COHEN: Massachusetts farmers like the Boisverts don't have the large fields and long growing season that Midwestern and Western farmers enjoy, but what they do have they're taking advantage of: proximity to a hungry market -- consumers who live in cities and suburbs, who crave the authenticity of a farm experience. Tending the coffee pot is Joe and John's mother, Martha, who grew up on this farm.
M. BOISVERT: My father would not understand entertainment farming. He would not understand that people come to the farm and they want to see how things are made. They want to see how things are done. He would not understand cooking breakfast to try to push your maple syrup. He thought that there was going to be a market for all his vegetables forever. That is simply not the case any more.
COHEN: When the weather gets warmer, the Boisverts hope their maple syrup customers will stop by for fresh asparagus, strawberries, corn, and squash. They'll hold a corn festival and sell fresh strawberry shortcake to draw people in. Throughout Massachusetts, agricultural tourism is helping many farms survive, and it's not only young farmers who see a future in it.
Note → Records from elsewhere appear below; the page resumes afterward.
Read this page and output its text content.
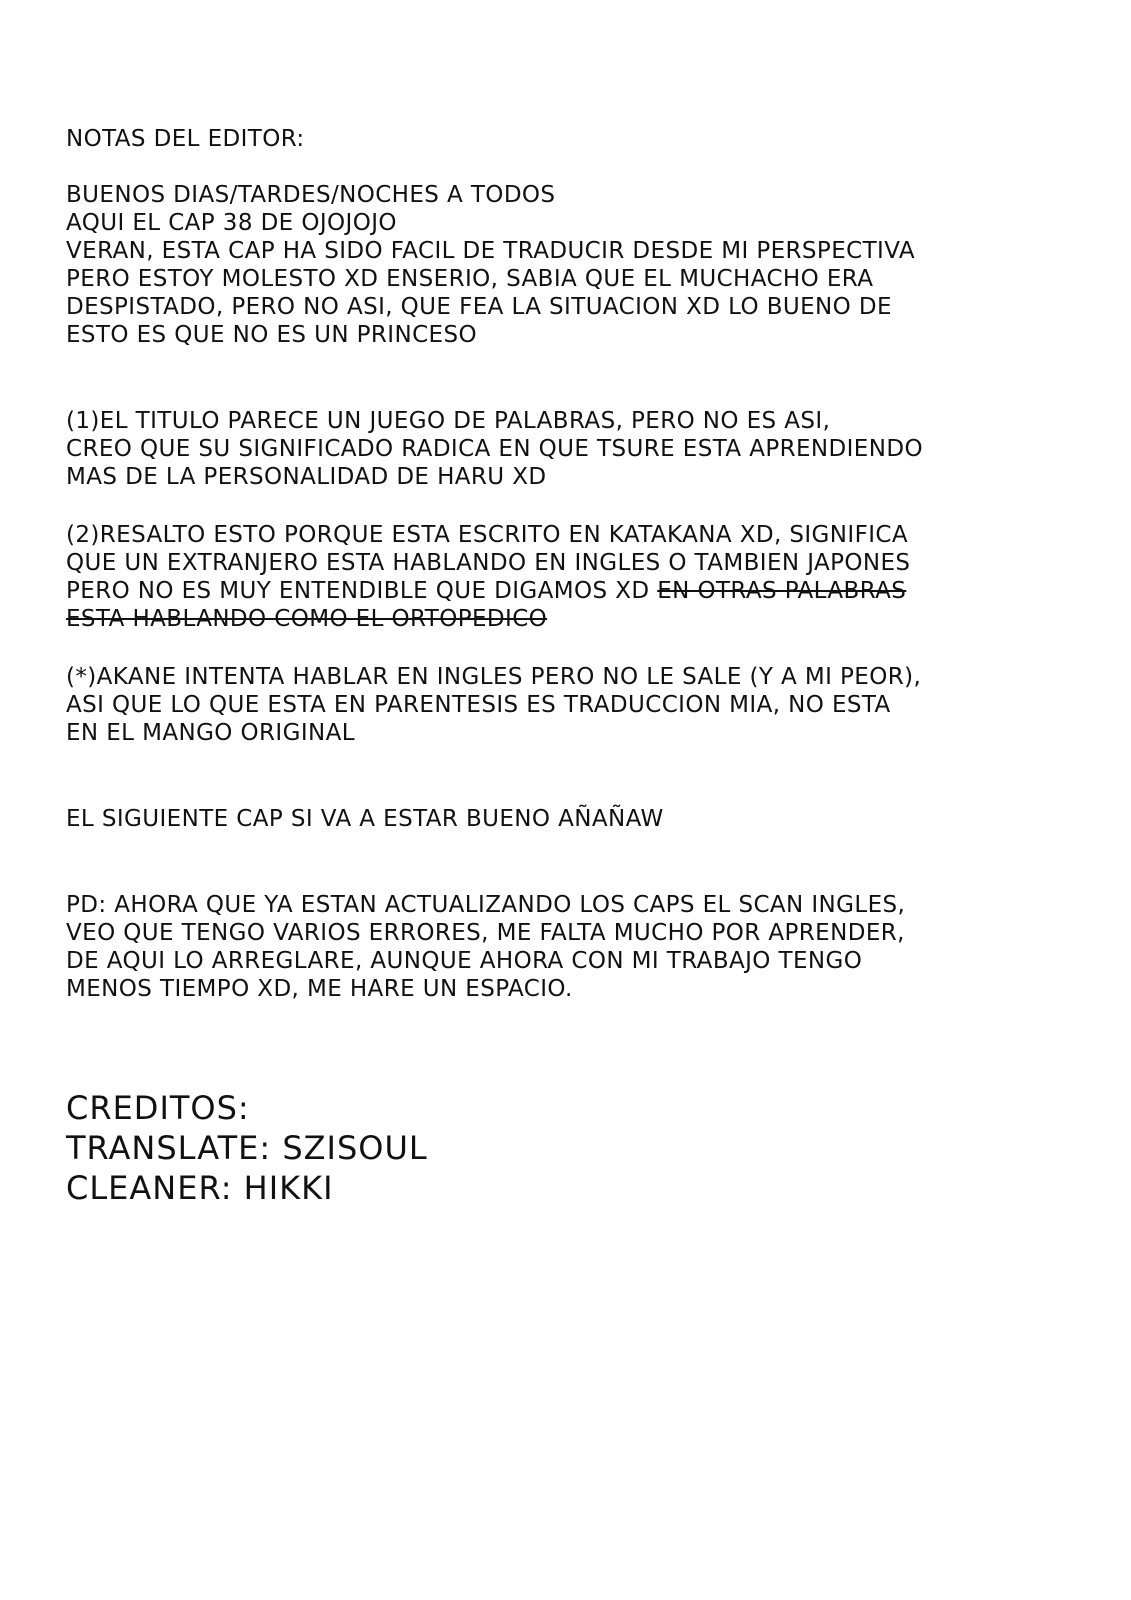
NOTAS DEL EDITOR:
BUENOS DIAS/TARDES/NOCHES A TODOS
AQUI EL CAP 38 DE OJOJOJO
VERAN, ESTA CAP HA SIDO FACIL DE TRADUCIR DESDE MI PERSPECTIVA
PERO ESTOY MOLESTO XD ENSERIO, SABIA QUE EL MUCHACHO ERA
DESPISTADO, PERO NO ASI, QUE FEA LA SITUACION XD LO BUENO DE
ESTO ES QUE NO ES UN PRINCESO
(1)EL TITULO PARECE UN JUEGO DE PALABRAS, PERO NO ES ASI,
CREO QUE SU SIGNIFICADO RADICA EN QUE TSURE ESTA APRENDIENDO
MAS DE LA PERSONALIDAD DE HARU XD
(2)RESALTO ESTO PORQUE ESTA ESCRITO EN KATAKANA XD, SIGNIFICA
QUE UN EXTRANJERO ESTA HABLANDO EN INGLES O TAMBIEN JAPONES
PERO NO ES MUY ENTENDIBLE QUE DIGAMOS XD EN OTRAS PALABRAS
ESTA HABLANDO COMO EL ORTOPEDICO
(*)AKANE INTENTA HABLAR EN INGLES PERO NO LE SALE (Y A MI PEOR),
ASI QUE LO QUE ESTA EN PARENTESIS ES TRADUCCION MIA, NO ESTA
EN EL MANGO ORIGINAL
EL SIGUIENTE CAP SI VA A ESTAR BUENO AÑAÑAW
PD: AHORA QUE YA ESTAN ACTUALIZANDO LOS CAPS EL SCAN INGLES,
VEO QUE TENGO VARIOS ERRORES, ME FALTA MUCHO POR APRENDER,
DE AQUI LO ARREGLARE, AUNQUE AHORA CON MI TRABAJO TENGO
MENOS TIEMPO XD, ME HARE UN ESPACIO.
CREDITOS:
TRANSLATE: SZISOUL
CLEANER: HIKKI
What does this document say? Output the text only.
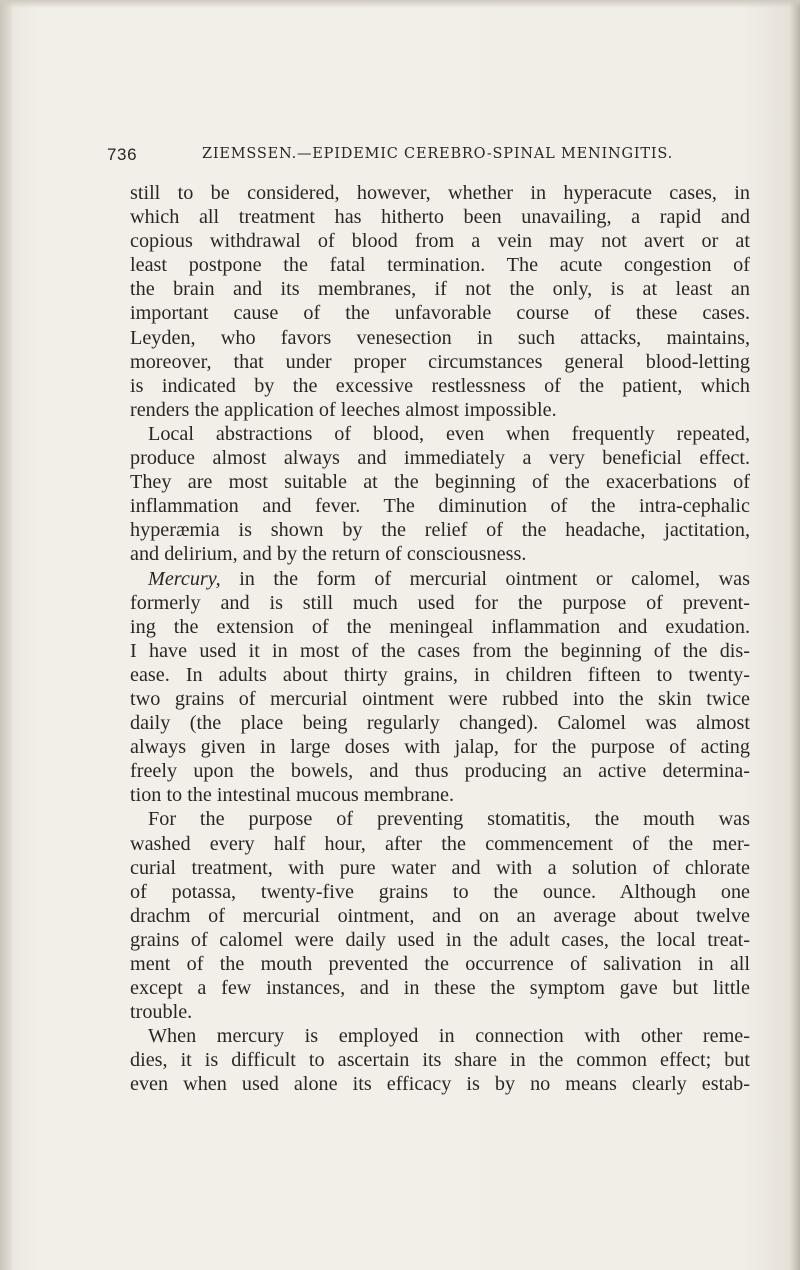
736	ZIEMSSEN.—EPIDEMIC CEREBRO-SPINAL MENINGITIS.
still to be considered, however, whether in hyperacute cases, in
which all treatment has hitherto been unavailing, a rapid and
copious withdrawal of blood from a vein may not avert or at
least postpone the fatal termination. The acute congestion of
the brain and its membranes, if not the only, is at least an
important cause of the unfavorable course of these cases.
Leyden, who favors venesection in such attacks, maintains,
moreover, that under proper circumstances general blood-letting
is indicated by the excessive restlessness of the patient, which
renders the application of leeches almost impossible.
Local abstractions of blood, even when frequently repeated,
produce almost always and immediately a very beneficial effect.
They are most suitable at the beginning of the exacerbations of
inflammation and fever. The diminution of the intra-cephalic
hyperæmia is shown by the relief of the headache, jactitation,
and delirium, and by the return of consciousness.
Mercury, in the form of mercurial ointment or calomel, was
formerly and is still much used for the purpose of prevent-
ing the extension of the meningeal inflammation and exudation.
I have used it in most of the cases from the beginning of the dis-
ease. In adults about thirty grains, in children fifteen to twenty-
two grains of mercurial ointment were rubbed into the skin twice
daily (the place being regularly changed). Calomel was almost
always given in large doses with jalap, for the purpose of acting
freely upon the bowels, and thus producing an active determina-
tion to the intestinal mucous membrane.
For the purpose of preventing stomatitis, the mouth was
washed every half hour, after the commencement of the mer-
curial treatment, with pure water and with a solution of chlorate
of potassa, twenty-five grains to the ounce. Although one
drachm of mercurial ointment, and on an average about twelve
grains of calomel were daily used in the adult cases, the local treat-
ment of the mouth prevented the occurrence of salivation in all
except a few instances, and in these the symptom gave but little
trouble.
When mercury is employed in connection with other reme-
dies, it is difficult to ascertain its share in the common effect; but
even when used alone its efficacy is by no means clearly estab-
D. LEOB: Well, one thing about milking cows is, you always have a lot of time to think.
COHEN: Sixty-year-old Don Leob has had a lot of time to think about ways to improve his farm. He and his wife Judy milked cows on their Berkshire County farm in Hancock for three decades. But a few years ago, when milk prices were low, they thought there might be a better way to make a living.
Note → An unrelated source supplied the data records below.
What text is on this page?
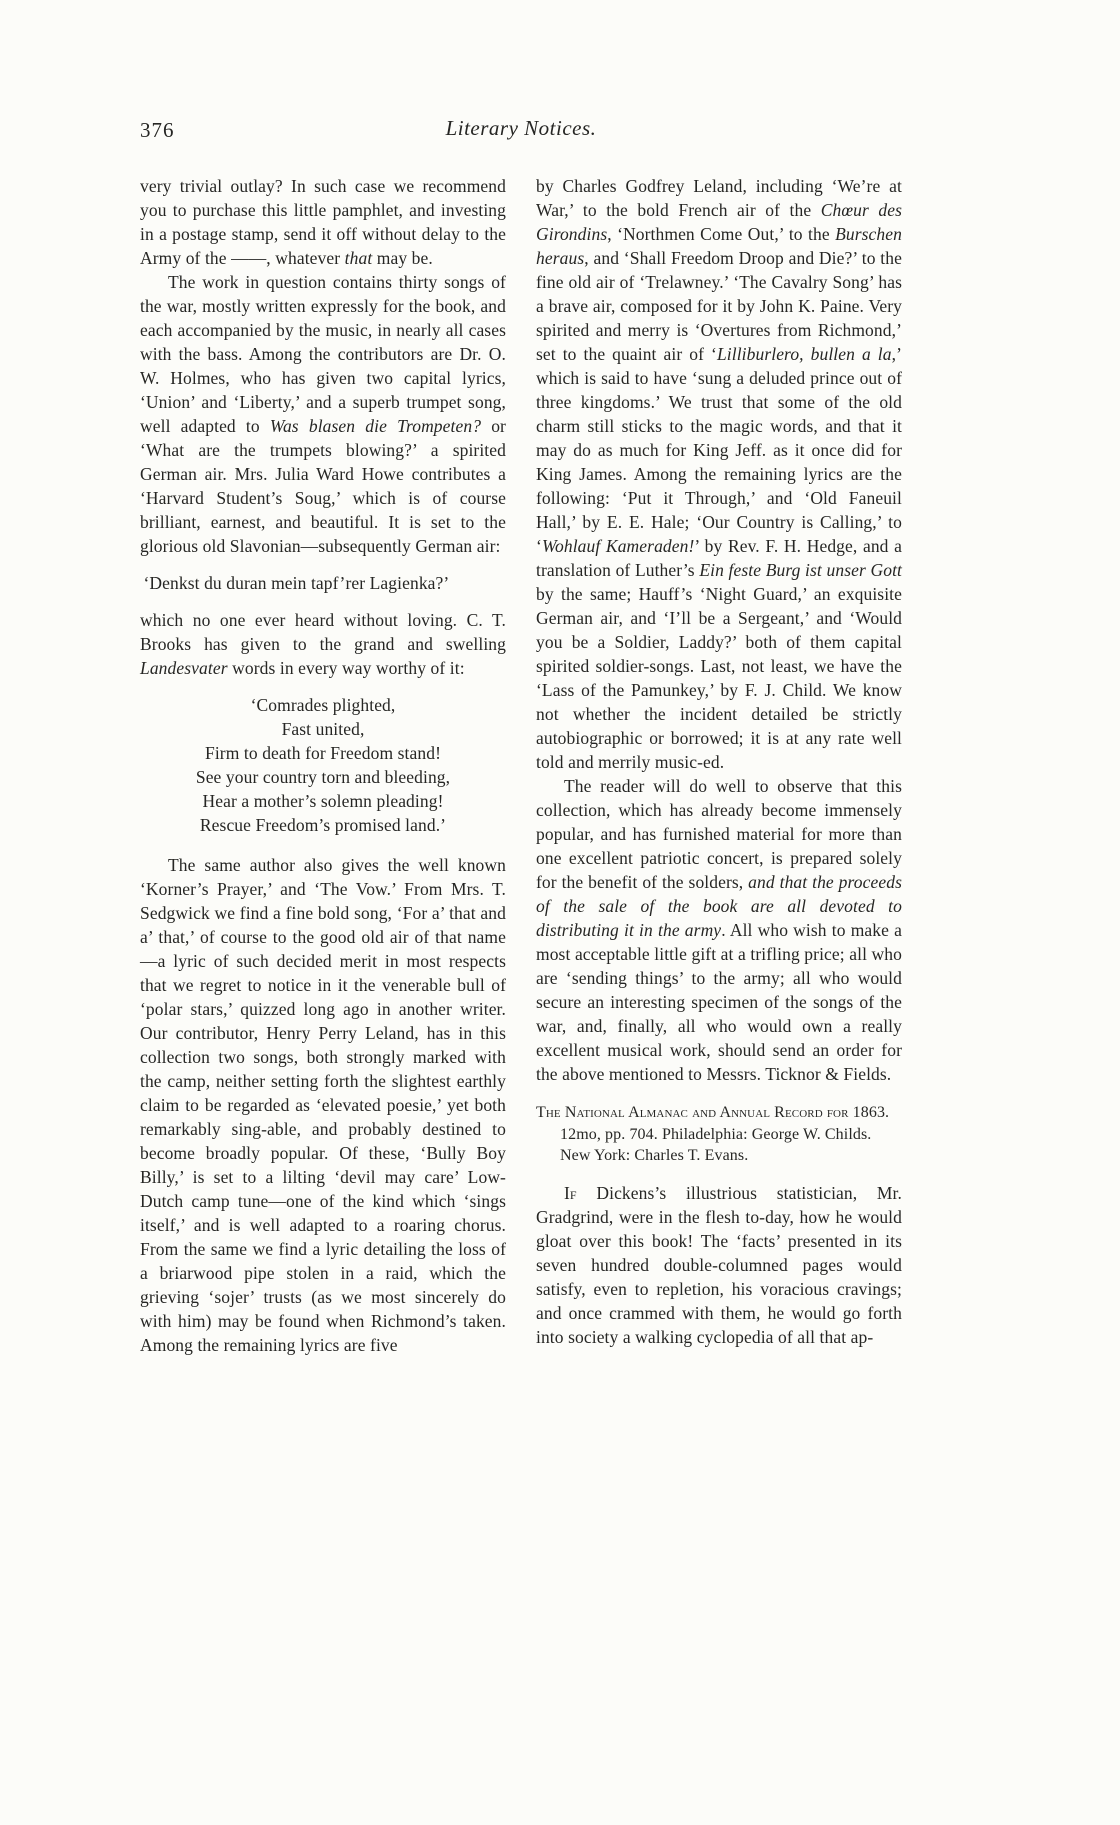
376	Literary Notices.

very trivial outlay? In such case we recommend you to purchase this little pamphlet, and investing in a postage stamp, send it off without delay to the Army of the ——, whatever that may be.

The work in question contains thirty songs of the war, mostly written expressly for the book, and each accompanied by the music, in nearly all cases with the bass. Among the contributors are Dr. O. W. Holmes, who has given two capital lyrics, ‘Union’ and ‘Liberty,’ and a superb trumpet song, well adapted to Was blasen die Trompeten? or ‘What are the trumpets blowing?’ a spirited German air. Mrs. Julia Ward Howe contributes a ‘Harvard Student’s Soug,’ which is of course brilliant, earnest, and beautiful. It is set to the glorious old Slavonian—subsequently German air:

‘Denkst du duran mein tapf’rer Lagienka?’

which no one ever heard without loving. C. T. Brooks has given to the grand and swelling Landesvater words in every way worthy of it:

‘Comrades plighted,
Fast united,
Firm to death for Freedom stand!
See your country torn and bleeding,
Hear a mother’s solemn pleading!
Rescue Freedom’s promised land.’

The same author also gives the well known ‘Korner’s Prayer,’ and ‘The Vow.’ From Mrs. T. Sedgwick we find a fine bold song, ‘For a’ that and a’ that,’ of course to the good old air of that name—a lyric of such decided merit in most respects that we regret to notice in it the venerable bull of ‘polar stars,’ quizzed long ago in another writer. Our contributor, Henry Perry Leland, has in this collection two songs, both strongly marked with the camp, neither setting forth the slightest earthly claim to be regarded as ‘elevated poesie,’ yet both remarkably sing-able, and probably destined to become broadly popular. Of these, ‘Bully Boy Billy,’ is set to a lilting ‘devil may care’ Low-Dutch camp tune—one of the kind which ‘sings itself,’ and is well adapted to a roaring chorus. From the same we find a lyric detailing the loss of a briarwood pipe stolen in a raid, which the grieving ‘sojer’ trusts (as we most sincerely do with him) may be found when Richmond’s taken. Among the remaining lyrics are five

by Charles Godfrey Leland, including ‘We’re at War,’ to the bold French air of the Chœur des Girondins, ‘Northmen Come Out,’ to the Burschen heraus, and ‘Shall Freedom Droop and Die?’ to the fine old air of ‘Trelawney.’ ‘The Cavalry Song’ has a brave air, composed for it by John K. Paine. Very spirited and merry is ‘Overtures from Richmond,’ set to the quaint air of ‘Lilliburlero, bullen a la,’ which is said to have ‘sung a deluded prince out of three kingdoms.’ We trust that some of the old charm still sticks to the magic words, and that it may do as much for King Jeff. as it once did for King James. Among the remaining lyrics are the following: ‘Put it Through,’ and ‘Old Faneuil Hall,’ by E. E. Hale; ‘Our Country is Calling,’ to ‘Wohlauf Kameraden!’ by Rev. F. H. Hedge, and a translation of Luther’s Ein feste Burg ist unser Gott by the same; Hauff’s ‘Night Guard,’ an exquisite German air, and ‘I’ll be a Sergeant,’ and ‘Would you be a Soldier, Laddy?’ both of them capital spirited soldier-songs. Last, not least, we have the ‘Lass of the Pamunkey,’ by F. J. Child. We know not whether the incident detailed be strictly autobiographic or borrowed; it is at any rate well told and merrily music-ed.

The reader will do well to observe that this collection, which has already become immensely popular, and has furnished material for more than one excellent patriotic concert, is prepared solely for the benefit of the solders, and that the proceeds of the sale of the book are all devoted to distributing it in the army. All who wish to make a most acceptable little gift at a trifling price; all who are ‘sending things’ to the army; all who would secure an interesting specimen of the songs of the war, and, finally, all who would own a really excellent musical work, should send an order for the above mentioned to Messrs. Ticknor & Fields.

The National Almanac and Annual Record for 1863. 12mo, pp. 704. Philadelphia: George W. Childs. New York: Charles T. Evans.

If Dickens’s illustrious statistician, Mr. Gradgrind, were in the flesh to-day, how he would gloat over this book! The ‘facts’ presented in its seven hundred double-columned pages would satisfy, even to repletion, his voracious cravings; and once crammed with them, he would go forth into society a walking cyclopedia of all that ap-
D. LEOB: We were not satisfied with what the future looked like. And at the same time, my son was ready to come back to the farm and he didn't want to milk cows anyway, no matter what the price was.
COHEN: So in 1996 the Leobs sold off their herd: 120 milkers, 250 cows in all. They sank a quarter of a million dollars into converting their farm into something better suited for people. Judy Leob.
J. LEOB: The room we're in now is called the calf barn. There were baby cows in here from ages birth to about three-and-a-half months. Now it's a cafe where we serve pancakes and syrup.
COHEN: This former calf barn sports checkered curtains, black and white cow tablecloths, and a floor stenciled with pictures of maple leaves. Outside, one of the farm workers answers the questions of curious customers.
MAN: I wanted to know how tapping the trees affects their growth.
WORKER: It really doesn't bother the health of the tree...
COHEN: Education is a big part of this new farm operation. In the summer time, Don Leob runs a program just for kids. He calls it Uncle Don's Farmyard. For about five dollars each, children can feed farm animals, jump on hay bales, ride around on pedal-operated tractors, and learn to milk a cow -- a wooden cow, that is, complete with a tail and rubber teats.
D. LEOB: They all have teats here to be able to milk. They're hooked up in the summer time to water, to a steady flow of water. So you could milk them by hand, or it's just like milking a cow, or it feels like milking a cow. Or you can put the machines on and milk the cows with the machine.
COHEN: The Leobs still do what they call real farm work. They grow 250 acres of crops, 125 acres of hay, and board 100 head of cattle. They sell Christmas trees, pumpkins and strawberries direct to the public. But how does it all compare to making milk?
D. LEOB: This is our fourth year now that the cows have been gone, and no, we're not making as good a living as we were milking cows. But it looks a lot more futuristic. The cows, we knew how far we could go. We didn't see an opportunity to improve that any further than where we were. This leaves more opportunity for more growth.
COHEN: When you drive up to the Leobs' red barn, there are a group of cow faces looking out the window. But their eyes don't blink and their heads don't turn. Although it may seem like a sad day when real cows are replaced by wooden ones, the people coming to visit don't seem to mind. After all, the coffee's good and the syrup is sweet. And getting near a working farm is becoming a rare enough experience that people are willing to pay for it. For Living on Earth, I'm Nancy Cohen in Hancock, Massachusetts.